Gérald de Palmas : histoire d’un style

Le Regard Libre N° 29 – Jonas Follonier

A quarante-neuf ans, l’auteur-compositeur-interprète se place parmi les vedettes de la pop française de qualité. Actuellement en pleine tournée, durant laquelle il défend les titres de son dernier album, Gérald de Palmas cultive un véritable style musical.

Une substantifique pop rock, un son légèrement urbain, des guitares omniprésentes, une voix nasillarde mais harmonieuse : nous avons affaire à du de Palmas. Plus que quiconque dans la vague des chanteurs français de sa génération, Gérald Gardrinier – on comprend qu’il ait choisi un nom de scène, emprunté à sa grand-mère maternelle – possède ce qu’on appelle une « patte ». Une patte que l’on reconnaît aussitôt à l’écoute d’un de ses morceaux.

Un début collectif

Peu de personnes savent que de Palmas n’a pas débuté sa carrière en solo, mais dans un groupe. A l’âge de dix-huit ans, il intègre Les Max Valentin en tant que bassiste-chanteur. Un poste peu fréquent dans les formations de musiciens, où c’est souvent le guitariste-chanteur qui est la règle. Le groupe bénéficie pendant trois ans de la participation de Gérald et sort deux quarante-cinq tours durant cette période, où le chanteur en herbe se fait déjà remarquer pour son talent.

En 1988, c’est la dissolution du groupe, et le début de la carrière personnelle de Gérald de Palmas. Celui-ci va prendre son temps : il passe sept ans à travailler ses compositions, avant de remporter le concours du talent de demain en 1994, sur M6. C’est cette année-là que sort son premier opus, très artisanal et à la frontière du blues : La Dernière Année. Le style de Palmas est né, dans son état pur.
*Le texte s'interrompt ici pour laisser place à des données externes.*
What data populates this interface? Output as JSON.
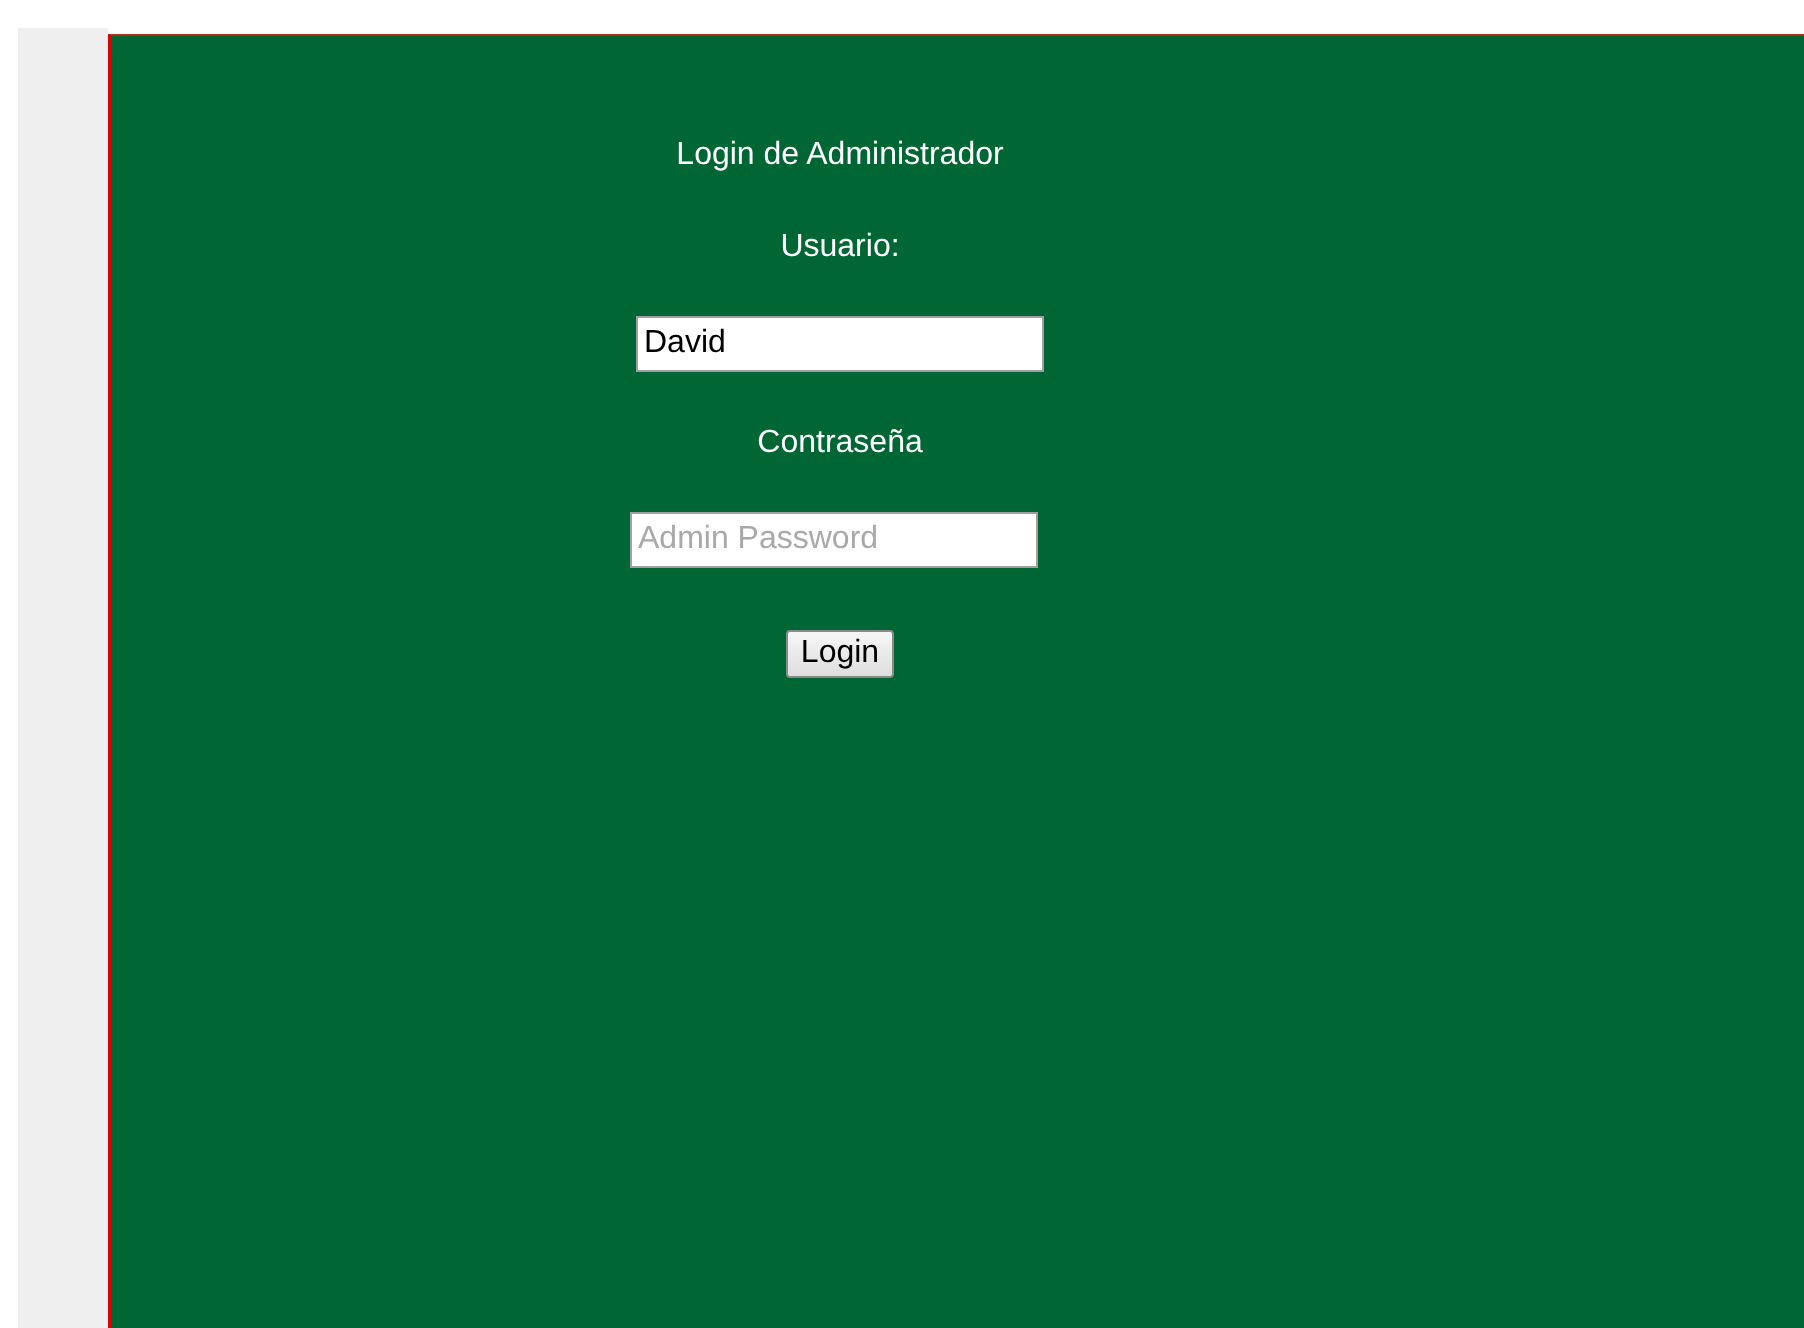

La deuxième chanson de l’album, Sur la route, est jusqu’à ce jour le titre le plus connu de l’artiste. Elle représente à elle seule la veine de Palmas. Tout ce qui suivra jusqu’à ce jour se trouvera sur cette fameuse route. Son style.

D’album en album

De 1994 à aujourd’hui, Gérald de Palmas a enchaîné les albums. Les Lois de la nature, son œuvre la plus méconnue mais dont il est très fier, sort l’année de naissance de son premier enfant, en 1996. Quatre ans passeront avant qu’il ne revienne avec un opus. Avec J’en rêve encore, une chanson écrite par un certain Jean-Jacques Goldman, Marcher dans le sable est un véritable succès. Le piano et les cordes font leur grande entrée dans la musique de Gérald de Palmas : c’est proprement l’une des petites touches qui, sans rien changer au style de chanson rock tranquille, lui offrent une dimension plus populaire.

Gérald de Palmas, "Marcher dans le sable"
Gérald de Palmas, « Marcher dans le sable » (2000)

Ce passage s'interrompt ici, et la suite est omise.